En primer lugar, la rapidez con la que se van enlazando los sucesos. de todos son bien conocidas las cómicas, y a veces tristes y a veces ambas cosas al tiempo, aventuras a las que la locura fue conduciendo a don Quijote para regocijo de sus lectores. Pero quizás sea menos conocida la cantidad de páginas que Cervantes dedica a las historias de amor, con un regocijo bastante más moderado por parte de este que les escribe. La primera, por descontado, es la que vive el propio Don Quijote con una Dulcinea inexistente e ideal que su locura hace identificar con la no tan simpar Aldonza Lorenzo, pero hay muchas más: Grisóstomo y Marcela, Cardenio y Luscinda, Fernando y Dorotea o el curioso trío de Lotario, Anselmo y Camila… Lo llamativo de estas historias es la inteligencia y determinación que muestran estas mujeres frente al vergonzoso papel que se les adjudica a los hombres. de hecho es llamativa la reivindicación feminista que nos hace el autor:

“Las doncellas y la honestidad andaban, como tengo dicho, por donde quiera, solas y señeras, sin temor que la ajena desenvoltura y lascivo intento las menoscabasen, y su perdición nacía de su gusto y propia voluntad.”

Menos me ha sorprendido que para algunas cosas exponga tanto lo blanco como su contrario lo negro, no por nada hay alguno que lo considera la Biblia española. Un ejemplo es esa reivindicación “comunista” que enarbola el Quijote en su discurso de la primera parte:

“Dichosa edad y siglos dichosos aquellos a quien los antiguos pusieron nombre de dorados, y no porque en ellos el oro, que en esta nuestra edad de hierro tanto se estima, se alcanzase en aquella venturosa sin fatiga alguna, sino porque entonces los que en ella vivían ignoraban estas dos palabras de tuyo y mío!”

Cervantes identifica como uno de los principios del descarrilamiento de la humanidad esa aparición de la propiedad privada, hecho que sitúa justo en el momento en el que el ser humano dejó el nomadismo para asentarse y vivir de la agricultura.

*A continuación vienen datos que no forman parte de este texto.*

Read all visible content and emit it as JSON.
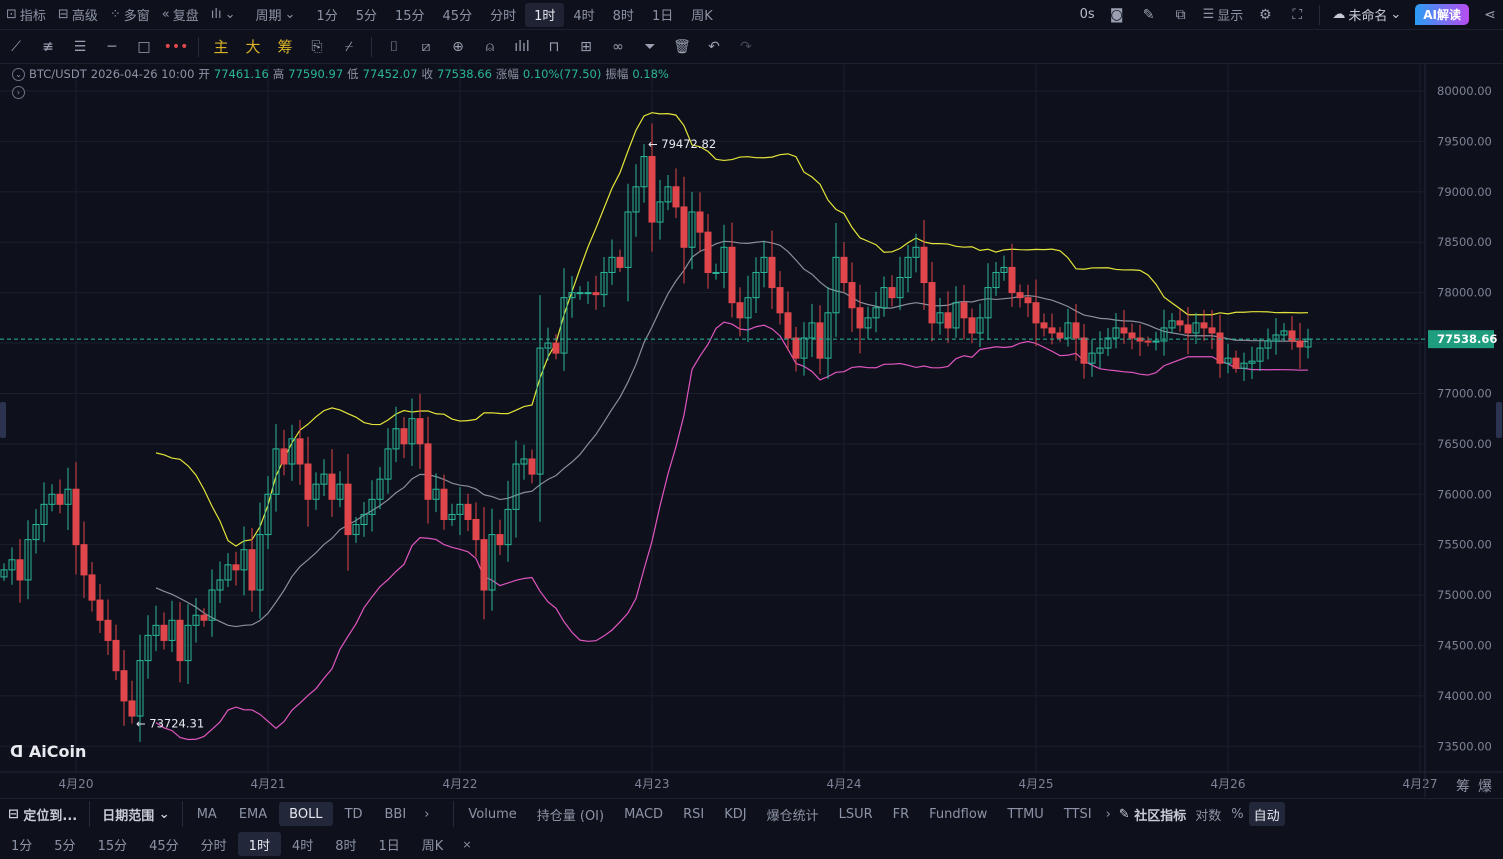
{
  "topbar": {
    "left": [
      {
        "label": "指标",
        "icon": "chart-icon"
      },
      {
        "label": "高级",
        "icon": "panel-icon"
      },
      {
        "label": "多窗",
        "icon": "grid-icon"
      },
      {
        "label": "复盘",
        "icon": "rewind-icon"
      }
    ],
    "period_label": "周期",
    "periods": [
      "1分",
      "5分",
      "15分",
      "45分",
      "分时",
      "1时",
      "4时",
      "8时",
      "1日",
      "周K"
    ],
    "active_period": "1时",
    "countdown": "0s",
    "display_label": "显示",
    "layout_name": "未命名",
    "ai_label": "AI解读"
  },
  "toolbar": {
    "main": "主",
    "big": "大",
    "chips": "筹"
  },
  "info": {
    "symbol": "BTC/USDT",
    "time": "2026-04-26 10:00",
    "open_label": "开",
    "open": "77461.16",
    "high_label": "高",
    "high": "77590.97",
    "low_label": "低",
    "low": "77452.07",
    "close_label": "收",
    "close": "77538.66",
    "change_label": "涨幅",
    "change": "0.10%(77.50)",
    "amp_label": "振幅",
    "amp": "0.18%"
  },
  "watermark": "AiCoin",
  "bottom": {
    "locate": "定位到...",
    "date_range": "日期范围",
    "indicators": [
      "MA",
      "EMA",
      "BOLL",
      "TD",
      "BBI"
    ],
    "active_indicator": "BOLL",
    "sub_indicators": [
      "Volume",
      "持仓量 (OI)",
      "MACD",
      "RSI",
      "KDJ",
      "爆仓统计",
      "LSUR",
      "FR",
      "Fundflow",
      "TTMU",
      "TTSI"
    ],
    "community": "社区指标",
    "log": "对数",
    "percent": "%",
    "auto": "自动",
    "axis_extra": [
      "筹",
      "爆"
    ],
    "periods": [
      "1分",
      "5分",
      "15分",
      "45分",
      "分时",
      "1时",
      "4时",
      "8时",
      "1日",
      "周K"
    ],
    "active_period": "1时",
    "close": "×"
  },
  "colors": {
    "up": "#2bb59a",
    "down": "#e0474c",
    "boll_upper": "#e4e43a",
    "boll_mid": "#8a8f9c",
    "boll_lower": "#e055c0",
    "bg": "#0e111b"
  },
  "chart_data": {
    "type": "candlestick",
    "symbol": "BTC/USDT",
    "interval": "1h",
    "first_candle": "2026-04-19 15:00",
    "open_rule": "open equals previous close",
    "first_open": 75180,
    "closes": [
      75250,
      75350,
      75150,
      75550,
      75700,
      75900,
      76000,
      75900,
      76050,
      75500,
      75200,
      74950,
      74750,
      74550,
      74250,
      73950,
      73800,
      74350,
      74600,
      74700,
      74550,
      74750,
      74350,
      74700,
      74800,
      74750,
      75050,
      75150,
      75300,
      75250,
      75450,
      75050,
      75600,
      76000,
      76450,
      76300,
      76550,
      76300,
      75950,
      76100,
      76200,
      75950,
      76100,
      75600,
      75700,
      75800,
      75950,
      76150,
      76450,
      76650,
      76500,
      76750,
      76500,
      75950,
      76050,
      75750,
      75800,
      75900,
      75750,
      75550,
      75050,
      75600,
      75500,
      75850,
      76300,
      76350,
      76200,
      77450,
      77500,
      77400,
      77950,
      78000,
      78000,
      78000,
      77980,
      78200,
      78350,
      78250,
      78800,
      79050,
      79350,
      78700,
      78900,
      79050,
      78850,
      78450,
      78800,
      78600,
      78200,
      78200,
      78450,
      77900,
      77750,
      77950,
      78200,
      78350,
      78050,
      77800,
      77550,
      77350,
      77550,
      77700,
      77350,
      77800,
      78350,
      78100,
      77850,
      77650,
      77750,
      77850,
      78050,
      77950,
      78150,
      78350,
      78450,
      78100,
      77700,
      77800,
      77650,
      77900,
      77750,
      77600,
      77750,
      78050,
      78200,
      78250,
      78000,
      77950,
      77900,
      77700,
      77650,
      77600,
      77550,
      77700,
      77550,
      77300,
      77400,
      77450,
      77550,
      77650,
      77600,
      77550,
      77520,
      77510,
      77520,
      77650,
      77720,
      77680,
      77600,
      77700,
      77650,
      77600,
      77300,
      77350,
      77250,
      77300,
      77320,
      77450,
      77520,
      77580,
      77620,
      77520,
      77461.16,
      77538.66
    ],
    "ylim": [
      73245,
      80258
    ],
    "y_ticks": [
      "80000.00",
      "79500.00",
      "79000.00",
      "78500.00",
      "78000.00",
      "77500.00",
      "77000.00",
      "76500.00",
      "76000.00",
      "75500.00",
      "75000.00",
      "74500.00",
      "74000.00",
      "73500.00"
    ],
    "x_labels": [
      {
        "label": "4月20",
        "index": 9
      },
      {
        "label": "4月21",
        "index": 33
      },
      {
        "label": "4月22",
        "index": 57
      },
      {
        "label": "4月23",
        "index": 81
      },
      {
        "label": "4月24",
        "index": 105
      },
      {
        "label": "4月25",
        "index": 129
      },
      {
        "label": "4月26",
        "index": 153
      },
      {
        "label": "4月27",
        "index": 177
      }
    ],
    "indicator": "BOLL(20,2)",
    "high_marker": {
      "label": "← 79472.82",
      "value": 79472.82,
      "index": 80
    },
    "low_marker": {
      "label": "← 73724.31",
      "value": 73724.31,
      "index": 16
    },
    "last_price": {
      "label": "77538.66",
      "value": 77538.66
    }
  }
}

Palabras que no se corresponden muy bien con el clasismo que Cervantes presenta otras muchas veces, que, por otra parte, es lo propio de su época, pues “no hay otra cosa en la tierra más honrada ni de más provecho que servir a Dios, primeramente, y luego a su rey y señor natural” o “después de a los padres, a los amos se ha de respetar como si lo fuesen”.

No quisiera alargarme mucho con este comentario pues ya se sabe “que ninguno hay gustoso si es largo”, pero es difícil atenerse a tal propósito.

Como decía, alguno ha considerado la obra como la Biblia española, y este alguno del que hablo no es otro que Unamuno que consideraba a Don Quijote el Jesucristo hispano y, sin entrar en sus razones, no lo encuentro yo desatinado. Don Quijote es un creyente absoluto, “el caballero de la fe” que decía Unamuno. Igual que Jesucristo se creía Dios, Don Quijote se cree caballero; igual que Jesucristo se creía, como hijo de Dios, llamado a salvar al mundo, Don Quijote se siente obligado por su situación de caballero a “desfacer agravios y enderezar entuertos”, a salvar al menesteroso y al desvalido; ambos tienen una fe inquebrantable en unos principios que rigen un mundo ideal del todo inalcanzable y, pese a la tozudez del mundo en ser lo que es, nada los amedrenta, nada menoscaba su fe en lo que representan y en el tipo de mundo que creen habitar, nada debilita su vocación de sacrificio. Ambos ven en sus derrotas las maquinaciones de magos o diablos cuyo único fin es el de entorpecer sus aventuras para impedir su fama, su gloria y sus fines… hasta se creen hacedores de milagros, como ese bálsamo de Fierabrás que tan milagrosamente curó a Don Quijote de su maltrecho cuerpo, pese a que su escudero Sancho solo consiguiera, al probarlo, “desaguarse por entrambas canales”, lo que no es de extrañar en alguien que no es caballero, esto es, que no profesa la misma fe inquebrantable de su señor.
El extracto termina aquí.